In the final year of my PhD, I have been investigating different forms of alignment of chemicals, and seeing which method is best at predicting whether a chemical will be active against a particular drugtarget.
Similarity is subjective to a particular problem domain. As an example, which two most objects are most similar – an apple, a pumpkin or a basketball? All three are more or less spherical, but the pumpkin and apple have the similarity of being fruit, while the pumpkin and basketball are a similar size.
The same subjectivity exists in chemistry. A common goal when searching for similarity in chemicals is to predict whether one compound will act in the same way as another compound, known to have useful pharmaceutical properties. The desired “similarity” in this case, is a similarity of biological activity: something which, at present, is impossible to predict. However, we can attempt to infer such a property from aspects of structural similarity.
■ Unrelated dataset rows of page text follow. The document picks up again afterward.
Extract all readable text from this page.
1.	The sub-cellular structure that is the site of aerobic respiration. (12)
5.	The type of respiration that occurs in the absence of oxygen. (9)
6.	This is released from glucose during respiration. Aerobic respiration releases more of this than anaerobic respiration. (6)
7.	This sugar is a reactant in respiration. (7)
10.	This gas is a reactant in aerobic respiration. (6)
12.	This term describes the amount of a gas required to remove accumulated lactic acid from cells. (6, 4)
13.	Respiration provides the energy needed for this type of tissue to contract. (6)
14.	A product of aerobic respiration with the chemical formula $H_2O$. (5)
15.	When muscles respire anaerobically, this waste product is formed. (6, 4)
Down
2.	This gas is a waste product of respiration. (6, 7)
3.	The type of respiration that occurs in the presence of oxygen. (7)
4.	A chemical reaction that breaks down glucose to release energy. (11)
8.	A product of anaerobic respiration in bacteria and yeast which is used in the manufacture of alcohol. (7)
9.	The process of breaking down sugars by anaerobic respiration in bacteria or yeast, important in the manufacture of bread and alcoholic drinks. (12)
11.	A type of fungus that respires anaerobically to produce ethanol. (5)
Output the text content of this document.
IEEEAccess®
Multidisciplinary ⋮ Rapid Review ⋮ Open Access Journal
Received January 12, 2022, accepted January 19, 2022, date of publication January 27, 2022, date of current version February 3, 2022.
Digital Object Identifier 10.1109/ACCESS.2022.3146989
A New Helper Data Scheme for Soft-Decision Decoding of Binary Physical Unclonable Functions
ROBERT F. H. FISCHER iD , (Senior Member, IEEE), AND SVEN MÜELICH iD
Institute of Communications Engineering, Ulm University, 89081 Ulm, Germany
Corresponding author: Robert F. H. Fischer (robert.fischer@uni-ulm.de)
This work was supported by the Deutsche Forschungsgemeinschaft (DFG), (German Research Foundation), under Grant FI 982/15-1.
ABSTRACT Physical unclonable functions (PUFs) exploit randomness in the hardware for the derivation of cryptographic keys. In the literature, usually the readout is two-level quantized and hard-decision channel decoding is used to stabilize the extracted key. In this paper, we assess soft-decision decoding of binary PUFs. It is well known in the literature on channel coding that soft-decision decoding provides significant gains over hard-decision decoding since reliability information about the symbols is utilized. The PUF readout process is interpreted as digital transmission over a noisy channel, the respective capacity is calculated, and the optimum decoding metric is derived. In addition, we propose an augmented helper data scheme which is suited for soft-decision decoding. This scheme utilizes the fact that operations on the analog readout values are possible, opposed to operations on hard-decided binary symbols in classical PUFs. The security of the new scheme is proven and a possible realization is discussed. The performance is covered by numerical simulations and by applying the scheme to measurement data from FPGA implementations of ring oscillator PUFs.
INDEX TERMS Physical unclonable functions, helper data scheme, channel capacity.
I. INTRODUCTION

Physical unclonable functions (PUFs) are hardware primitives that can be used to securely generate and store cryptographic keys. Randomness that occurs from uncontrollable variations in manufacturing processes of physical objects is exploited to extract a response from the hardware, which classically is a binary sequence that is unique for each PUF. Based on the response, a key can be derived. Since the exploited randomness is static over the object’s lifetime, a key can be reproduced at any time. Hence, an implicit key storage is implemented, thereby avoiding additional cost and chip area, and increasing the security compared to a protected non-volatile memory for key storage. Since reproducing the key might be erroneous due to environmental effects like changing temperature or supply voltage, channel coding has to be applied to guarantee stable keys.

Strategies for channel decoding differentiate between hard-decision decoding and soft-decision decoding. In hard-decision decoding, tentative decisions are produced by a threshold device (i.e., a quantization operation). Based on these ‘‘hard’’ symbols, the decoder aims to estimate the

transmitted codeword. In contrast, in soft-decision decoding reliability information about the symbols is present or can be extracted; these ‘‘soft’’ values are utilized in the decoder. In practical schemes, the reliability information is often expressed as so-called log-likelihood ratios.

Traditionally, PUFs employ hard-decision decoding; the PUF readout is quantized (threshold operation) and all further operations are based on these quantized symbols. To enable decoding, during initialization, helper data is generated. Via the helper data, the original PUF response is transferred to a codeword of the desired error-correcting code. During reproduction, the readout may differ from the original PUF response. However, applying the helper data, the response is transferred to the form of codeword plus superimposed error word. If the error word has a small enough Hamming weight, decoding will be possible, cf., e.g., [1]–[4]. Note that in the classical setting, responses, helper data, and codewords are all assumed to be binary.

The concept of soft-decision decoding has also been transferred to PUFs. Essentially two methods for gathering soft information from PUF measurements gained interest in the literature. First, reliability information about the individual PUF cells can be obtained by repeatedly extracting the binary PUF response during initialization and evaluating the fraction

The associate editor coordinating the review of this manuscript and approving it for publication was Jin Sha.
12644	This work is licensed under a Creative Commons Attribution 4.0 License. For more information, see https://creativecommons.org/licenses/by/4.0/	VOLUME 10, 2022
Serotonin reuptake inhibitors is a group of chemicals that includes many useful antidepressants. Consider the examples below, of compounds that act as serotonin reuptake inhibitors. In the first case (Figure 1), similarity is based on the largest common fragment (highlighted in bold).
Figure 1
The similarity here is obvious, the only difference being the Br atom. However, the same technique fails to show the biological similarity between the two inhibitors in Figure 2.
In this case, the approach of finding the largest fragment has failed to highlight the “similarity” between the two compounds. A technique based on finding the maximum possible overlap of edges however, is more successful (Figure 3).
Figure 3.
This method, which seeks to find a set of common fragments emphasises a different “similarity” between these compounds.